Is math real? The answer has major practical and philosophical implications
https://bigthink.com/13-8/is-math-real-practical-philosophical-implications/
- More than 2,000 years ago, Plato proposed mathematics as a hidden, ideal reality that underpinned this one.
- All these centuries later, mathematics has grown ever more abstract, yet its real-life implications are more precise than ever and are key to the functioning of every aspect of modern life.
- But is math a universal reality? The answer could determine whether we would be able to communicate with aliens.
You are surrounded by abstract mathematics even if you do not know it. In fact, math may be the main reason why you, me, and a lot of other folks in the modern world are alive and functioning. The device you are reading these words on could only be fabricated because of sophisticated equations associated with quantum mechanics. Most of the food and the other products you buy made it to your store thanks to the subtle mathematics spinning around supply chain dynamics. So yes, you are surrounded by the real-world consequences of mathematics, however abstract they are. But beneath that important fact lies a deeper and more important question.
Is that mathematics real?
Are the truths embodied in all that math real, in and of themselves? Is mathematics somehow inscribed into the fabric of reality, the very thoughts of God? (This can be a metaphor or not, depending on your inclination.) On the other hand, maybe math is just something we invent. Maybe it is a language like any other — one that happens to be super useful for building computers and running supply chains.
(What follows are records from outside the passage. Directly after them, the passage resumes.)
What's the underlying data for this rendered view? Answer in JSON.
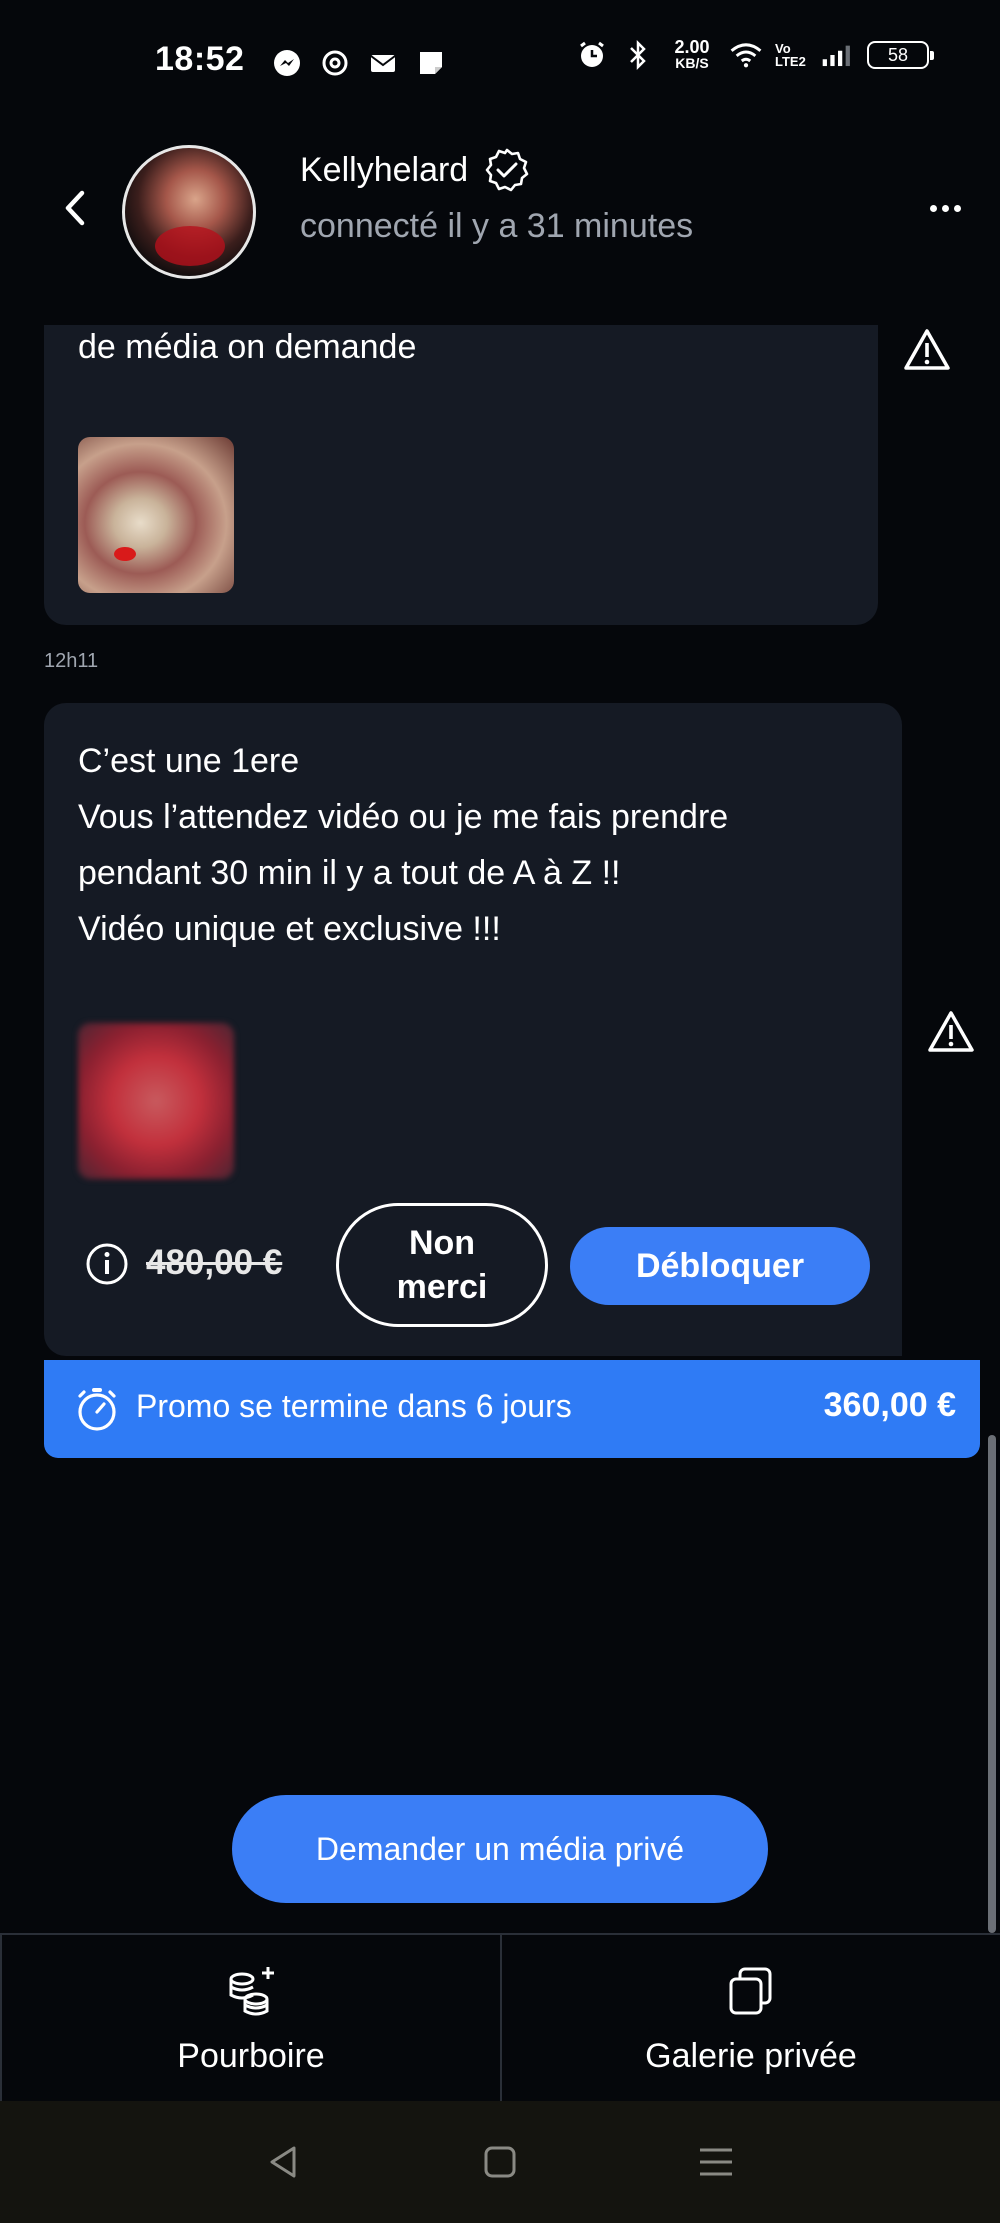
{
  "status_bar": {
    "time": "18:52",
    "net_speed": "2.00",
    "net_unit": "KB/S",
    "volte": "Vo LTE2",
    "battery": "58"
  },
  "header": {
    "username": "Kellyhelard",
    "last_seen": "connecté il y a 31 minutes"
  },
  "messages": [
    {
      "text": "de média on demande",
      "time": "12h11"
    },
    {
      "lines": [
        "C’est une 1ere",
        "Vous l’attendez vidéo ou je me fais prendre",
        "pendant 30 min il y a tout de A à Z !!",
        "Vidéo unique et exclusive !!!"
      ],
      "old_price": "480,00 €",
      "decline_label": "Non merci",
      "unlock_label": "Débloquer"
    }
  ],
  "promo": {
    "text": "Promo se termine dans 6 jours",
    "price": "360,00 €"
  },
  "request_button": "Demander un média privé",
  "tabs": [
    {
      "label": "Pourboire",
      "icon": "coins-plus-icon"
    },
    {
      "label": "Galerie privée",
      "icon": "copy-gallery-icon"
    }
  ],
  "colors": {
    "background": "#05070b",
    "bubble": "#151a24",
    "accent": "#3b7ef6"
  }
}
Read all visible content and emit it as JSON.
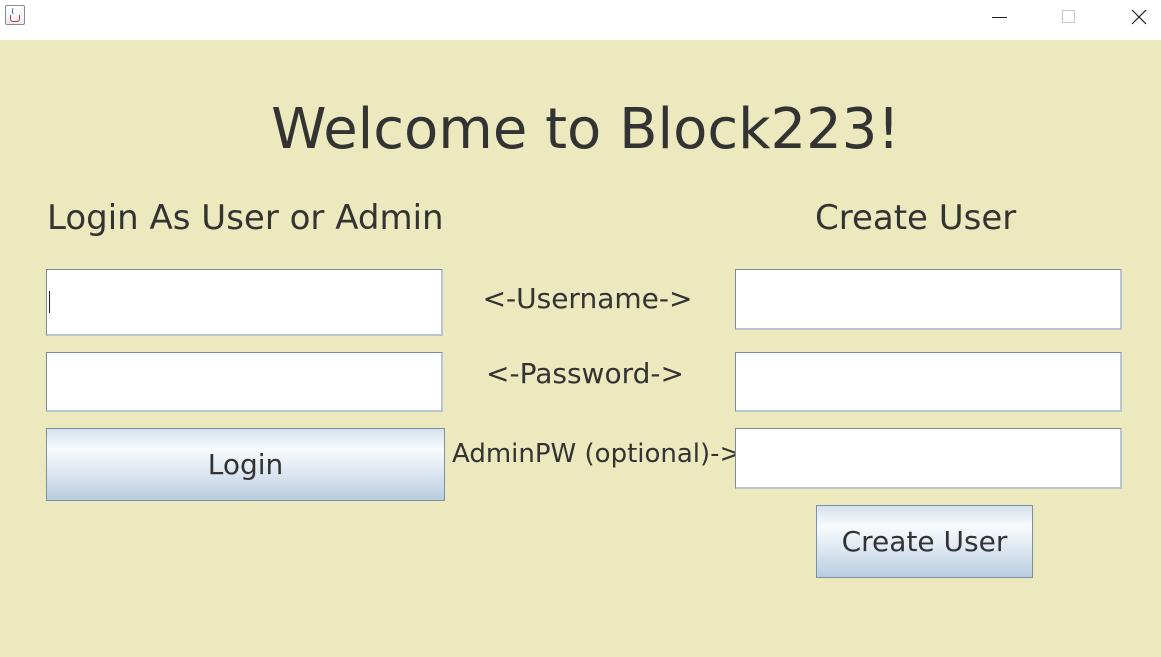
{
  "window": {
    "controls": {
      "minimize_icon": "minimize-icon",
      "maximize_icon": "maximize-icon",
      "close_icon": "close-icon"
    },
    "app_icon": "java-cup-icon",
    "background_color": "#ebe9bd"
  },
  "title": "Welcome to Block223!",
  "login": {
    "heading": "Login As User or Admin",
    "username_value": "",
    "password_value": "",
    "button_label": "Login"
  },
  "labels": {
    "username": "<-Username->",
    "password": "<-Password->",
    "admin_pw": "AdminPW (optional)->"
  },
  "create": {
    "heading": "Create User",
    "username_value": "",
    "password_value": "",
    "admin_pw_value": "",
    "button_label": "Create User"
  }
}
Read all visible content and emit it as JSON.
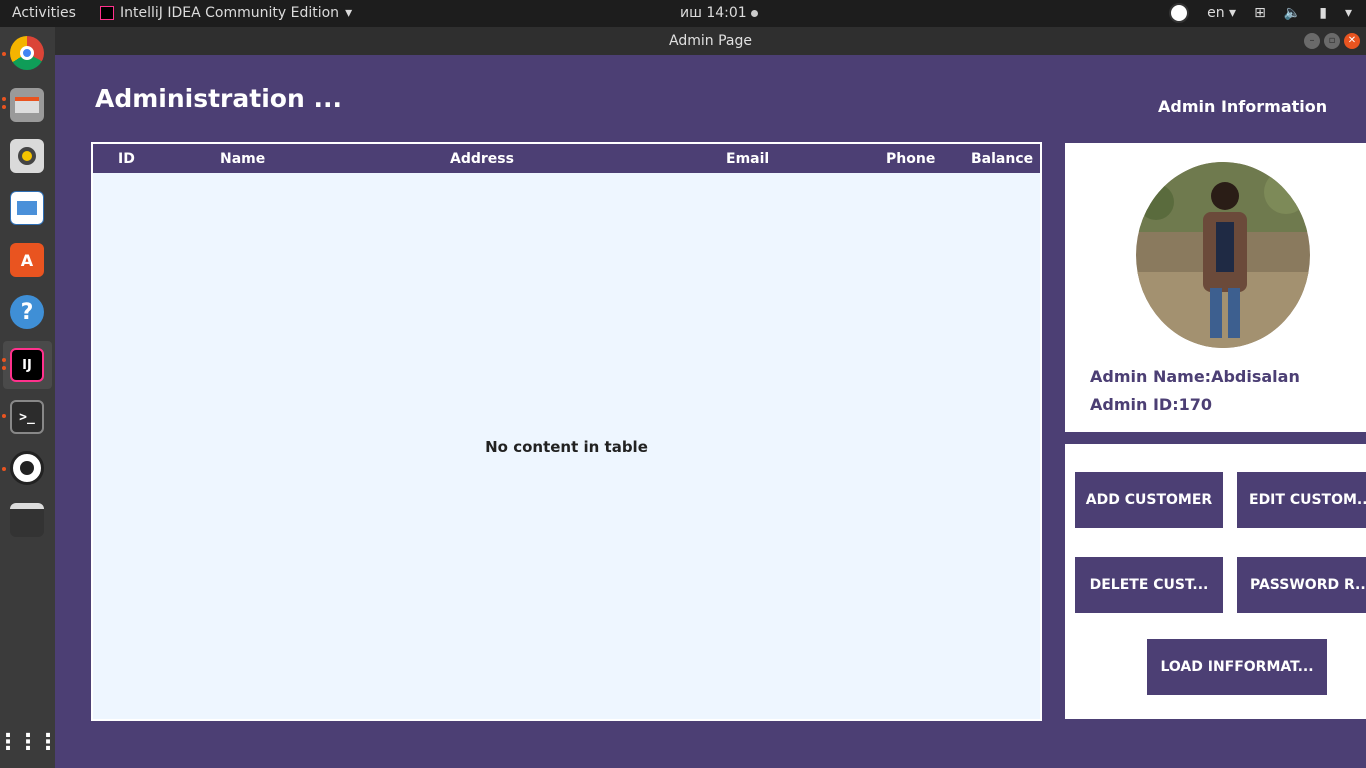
{
  "topbar": {
    "activities": "Activities",
    "app_name": "IntelliJ IDEA Community Edition",
    "time": "иш 14:01",
    "lang": "en"
  },
  "window": {
    "title": "Admin Page"
  },
  "page": {
    "title": "Administration ...",
    "admin_info_title": "Admin Information"
  },
  "table": {
    "columns": [
      "ID",
      "Name",
      "Address",
      "Email",
      "Phone",
      "Balance"
    ],
    "empty_text": "No content in table"
  },
  "admin": {
    "name_label": "Admin Name:Abdisalan",
    "id_label": "Admin ID:170"
  },
  "buttons": {
    "add": "ADD CUSTOMER",
    "edit": "EDIT CUSTOM...",
    "delete": "DELETE CUST...",
    "password": "PASSWORD R...",
    "load": "LOAD INFFORMAT..."
  },
  "colors": {
    "primary": "#4c3f74",
    "table_bg": "#eef6ff",
    "accent": "#e95420"
  },
  "dock_icons": [
    "chrome-icon",
    "files-icon",
    "rhythmbox-icon",
    "writer-icon",
    "software-icon",
    "help-icon",
    "intellij-icon",
    "terminal-icon",
    "obs-icon",
    "clapper-icon",
    "apps-grid-icon"
  ]
}
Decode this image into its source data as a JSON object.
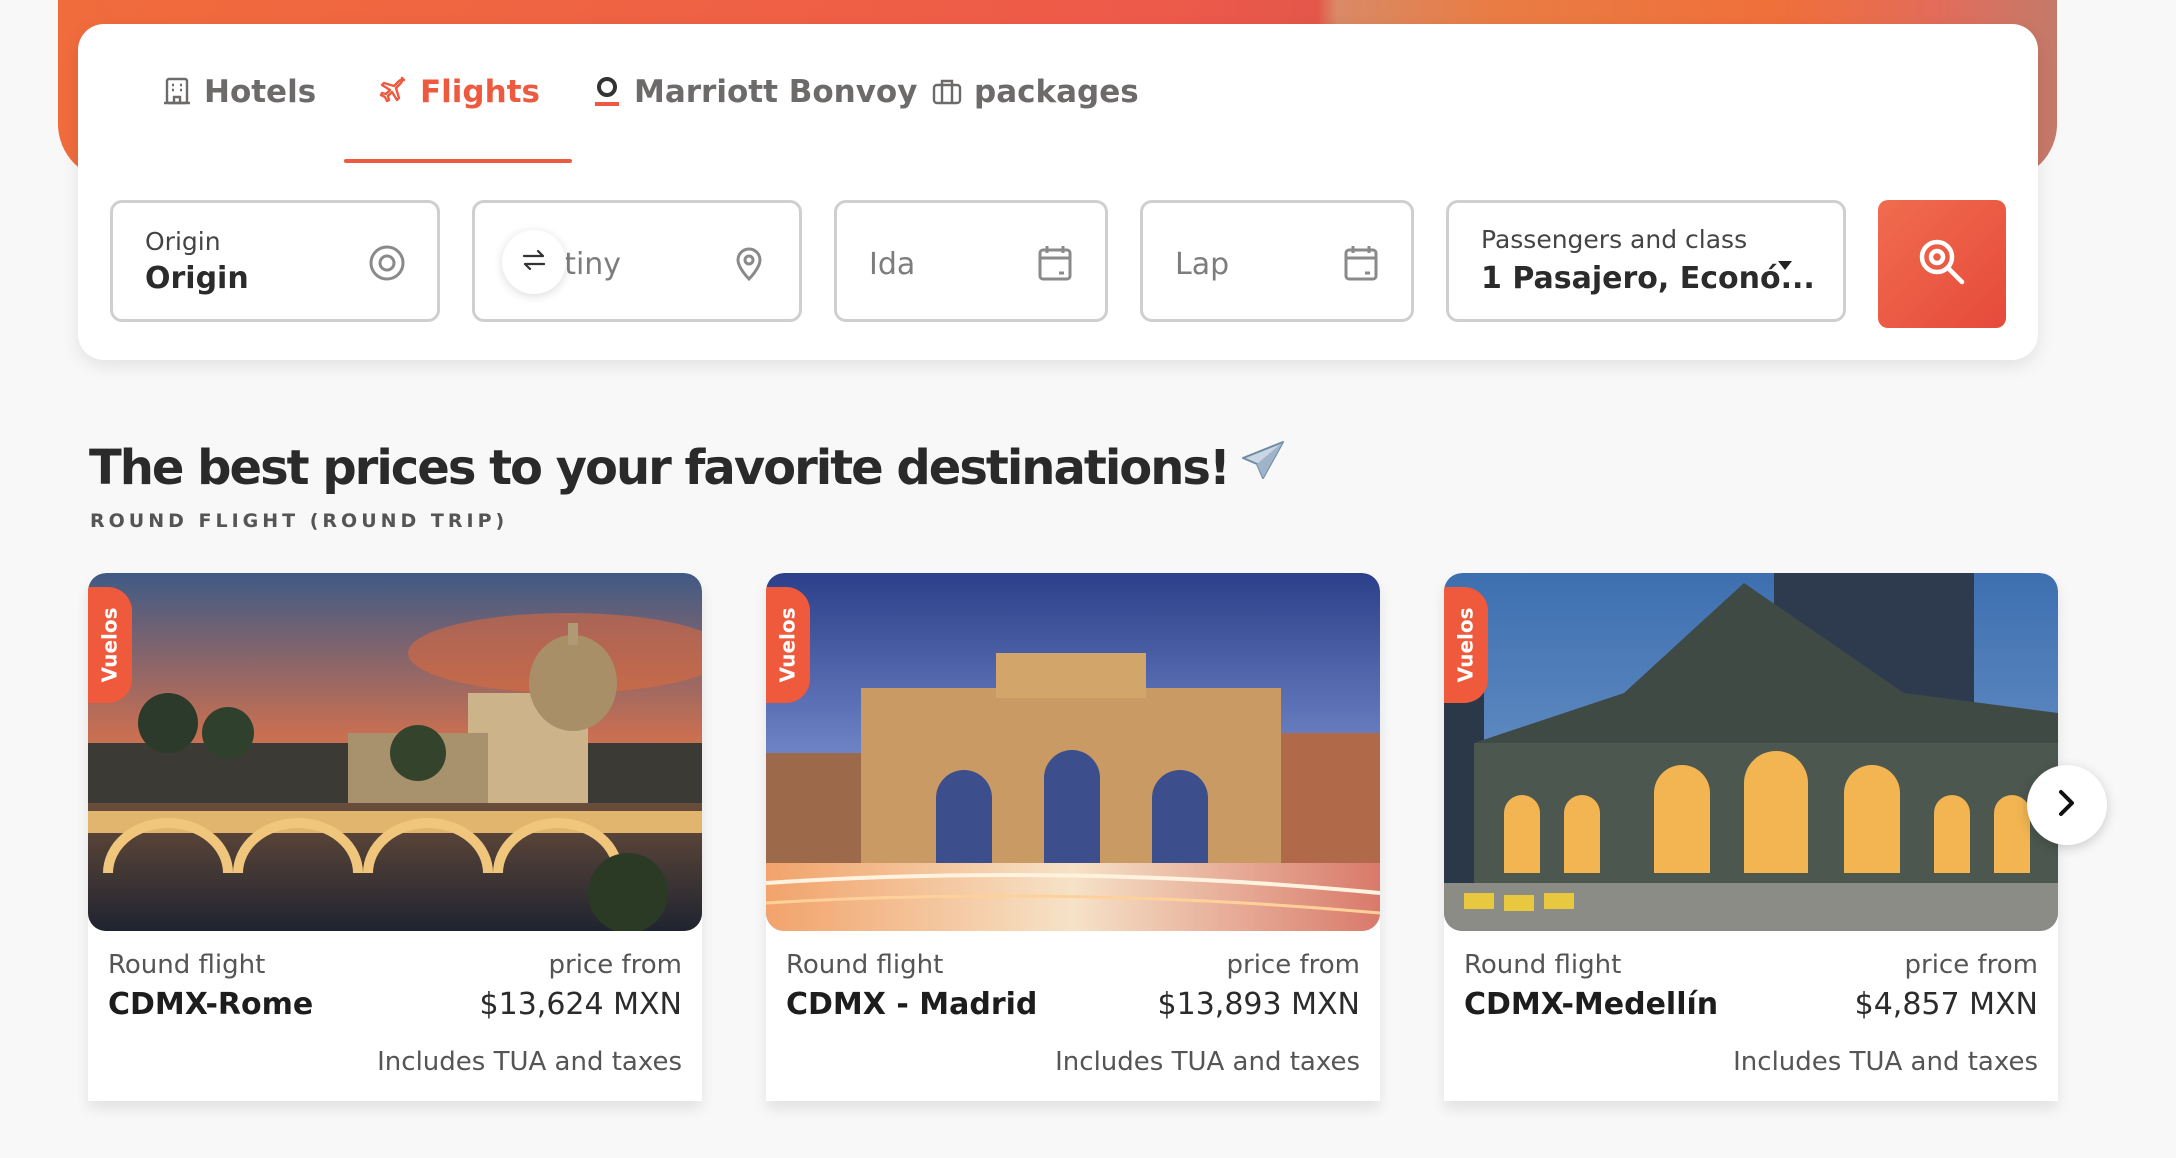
{
  "tabs": [
    {
      "label": "Hotels",
      "icon": "hotel-icon"
    },
    {
      "label": "Flights",
      "icon": "plane-icon",
      "active": true
    },
    {
      "label": "Marriott Bonvoy",
      "icon": "bonvoy-icon"
    },
    {
      "label": "packages",
      "icon": "suitcase-icon"
    }
  ],
  "search": {
    "origin_label": "Origin",
    "origin_value": "Origin",
    "destiny_placeholder": "Destiny",
    "ida_placeholder": "Ida",
    "lap_placeholder": "Lap",
    "passengers_label": "Passengers and class",
    "passengers_value": "1 Pasajero, Econó..."
  },
  "section": {
    "title": "The best prices to your favorite destinations!",
    "title_emoji": "✈️",
    "subtitle": "ROUND FLIGHT (ROUND TRIP)"
  },
  "cards": [
    {
      "badge": "Vuelos",
      "kind": "Round flight",
      "route": "CDMX-Rome",
      "price_label": "price from",
      "price": "$13,624 MXN",
      "taxes": "Includes TUA and taxes"
    },
    {
      "badge": "Vuelos",
      "kind": "Round flight",
      "route": "CDMX - Madrid",
      "price_label": "price from",
      "price": "$13,893 MXN",
      "taxes": "Includes TUA and taxes"
    },
    {
      "badge": "Vuelos",
      "kind": "Round flight",
      "route": "CDMX-Medellín",
      "price_label": "price from",
      "price": "$4,857 MXN",
      "taxes": "Includes TUA and taxes"
    }
  ],
  "colors": {
    "accent": "#ee5a3f",
    "border": "#cfcfcf"
  }
}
There is a lot hanging on the answer to this question, including our ability to talk to aliens, should we ever meet any.
Math as the bones of the world
The idea that mathematics is the only true reality dates all the way back to the philosopher Plato more than 2,000 years ago. For Plato, mathematics, which for him was geometry, revealed a hidden reality underpinning this one. Math to Plato was like an invisible skeleton upon which the flesh of the world is hung. The geometrical relationships for a triangle constitute the perfect and true triangle. All the triangles you encounter in your life, however, are flawed, lesser examples of the ones math describes. In this way, everything you experience is a poor facsimile — a shoddy copy of the ideal forms of mathematics.
You might think this is just some ancient Greek version of nerdiness. But as the centuries spun on and modern science made its spectacular appearance in the 16th century, Platonism’s high appraisal of mathematics gained new followers. In the wake of Isaac Newton, the application of sophisticated mathematics to real-world problems became impossible to ignore. Newton’s invention of calculus ushered in a new era wherein dynamical equations could predict everything from the motion of planets to the trajectory of a cannon ball.
After Newton, these dynamical equations took on ever more abstract forms. In the hands of scientists like Joseph-Louis Lagrange or William Hamilton, the mathematics for something like a planet orbiting the Sun was projected onto a geometry that resembled multi-dimensional donuts. Know the properties of hyper-donut, and you could predict the motion of the planet.
If that level of abstraction wasn’t already strange enough, Einstein’s relativity would soon appear with its four-dimensional geometry for spacetime. The hyper-weird, abstract math of quantum mechanics followed. So rarified had the math become that it took years for even the most brilliant minds to master.
What really mattered, though, was that it worked.
A universal or colloquial language?
The abstractions yielded answers that allowed you to build computers, fly space probes to Mars, or describe the structure of matter. The uncanny ability of abstract mathematics to describe the world prompted the great theorist Eugene Wigner to write “The Unreasonable Effectiveness of Mathematics in the Natural Sciences.” In this famous essay, Wigner says, “The miracle of the appropriateness of the language of mathematics for the formulation of the laws of physics is a wonderful gift which we neither understand nor deserve.” That is why so many physicists have been Platonists in one form or another about the mathematics in their mathematical physics. It just seems like that mathematics is tapping into something that exists below this world — something that gives it a foundation.
Or maybe not.
For many mathematicians, physicists, and philosophers, this view of equations as “the thoughts in God’s mind” is a big mistake. For them, math works because we invented it. Its usefulness is a reflection of the fact that we, and our brains, evolved in the world. Our mathematical inventions work because our embodiment in the world means that we already are tuned to how it behaves. (This is the famous view of cognitive scientist George Lakoff.) Further complicating the argument, not all of our mathematics does work in the world. Much of it finds no expression in physics at all. There is a wide variety of non-Platonist views that deny the idea that math is the most real thing there is.
So, which is it? The answer clearly has some heavy philosophical implications, but there are practical consequences too. If we were ever to make contact with an alien species, how might we communicate with them? If Platonism is right, then all mathematical truth would have to be universal. Alien mathematics would have to be the same as our mathematics. In that case, we could use math as a kind of interstellar Rosetta Stone. It would give us a way to begin to understand each other. But if mathematics really is something invented and not discovered, there would be no reason to think alien math has anything to do with our own. In that case we might never be able to communicate.
So what do you think? Are you really just a shadow of a deeper set of mathematical truths? Or are you and your experience the precondition for there to be any mathematics at all?